Gwen vit à Bruxelles depuis 3 ans. Après quelques années passées à Tokyo, elle a choisi de renouer avec une vie culturelle francophone, tout en continuant à vivre à l’étranger. C’est au 5e étage de la bibliothèque Royale que l’auteur du blog Rue Linière (récemment devenu Ici, en attendant) nous invite à suivre le fil de ses lectures. Elle pose également son regard de Française sur certains aspects de la double culture en Belgique.
Le Gaulois nomade® : Quels sont les derniers livres que vous avez lus en français ?
Gwen : Des nuages et des tours de Dominique Fabre et Ladivine de Marie Ndiaye, deux romans français d’auteurs que je suis depuis leurs débuts, qui parviennent remarquablement à se renouveler tout en restant fidèles à leurs thèmes de prédilection. Et Agonie d’agapè, de William Gaddis, un Américain virtuose du dialogue qui a réussi à me convertir : avant de le découvrir en 1998, je n’étais adepte ni de la littérature américaine contemporaine ni des romans (trop) dialogués ! Ce sont les trois derniers livres que j’ai lus en français… mais je ne lis qu’en français !

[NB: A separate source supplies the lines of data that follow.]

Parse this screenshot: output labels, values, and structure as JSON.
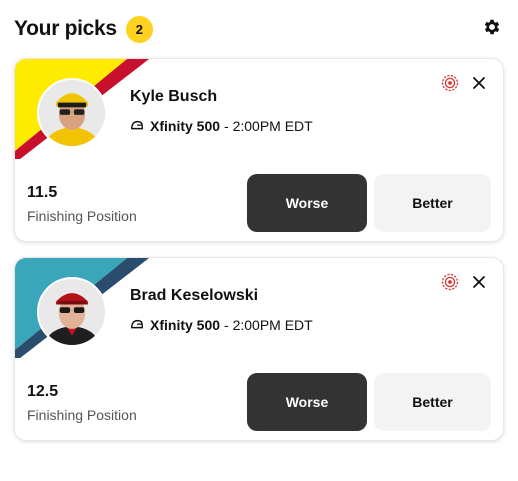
{
  "header": {
    "title": "Your picks",
    "count": "2",
    "settings_icon": "gear-icon"
  },
  "colors": {
    "badge": "#ffd21f",
    "worse_button": "#333333",
    "better_button": "#f3f3f3",
    "target_icon": "#d9393a"
  },
  "picks": [
    {
      "driver": "Kyle Busch",
      "race": "Xfinity 500",
      "time": "- 2:00PM EDT",
      "line": "11.5",
      "stat": "Finishing Position",
      "worse_label": "Worse",
      "better_label": "Better",
      "stripe_colors": [
        "#ffeb00",
        "#c8102e"
      ]
    },
    {
      "driver": "Brad Keselowski",
      "race": "Xfinity 500",
      "time": "- 2:00PM EDT",
      "line": "12.5",
      "stat": "Finishing Position",
      "worse_label": "Worse",
      "better_label": "Better",
      "stripe_colors": [
        "#3aa6b9",
        "#2a4d6e"
      ]
    }
  ]
}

Vos lectures ont-elles changé depuis que vous vivez en Belgique ?
Habiter à Bruxelles a effectivement changé mes lectures. La quantité de bouquinistes et la qualité de leur offre me donne accès à davantage de livres que si je devais tous les acheter au prix fort, ou que si je devais me contenter de les emprunter dans les bibliothèques. Par ailleurs, je rencontre beaucoup de gens de diverses nationalités qui me donnent envie de découvrir leur culture, de tenter d’un peu mieux les comprendre. Comme je ne suis pas du tout voyageuse, pour découvrir un pays et ses habitants, je m’installe dans un fauteuil et j’ouvre un roman… Parmi mes heureuses et récentes découvertes européennes, j’ai envie de citer : le Portugais Gonçalo M. Tavares, le Hongrois Laszlo Krasznahorkai et le Serbe Svetislav Basara.
Un auteur belge (néerlandophone ou francophone) à lire absolument ?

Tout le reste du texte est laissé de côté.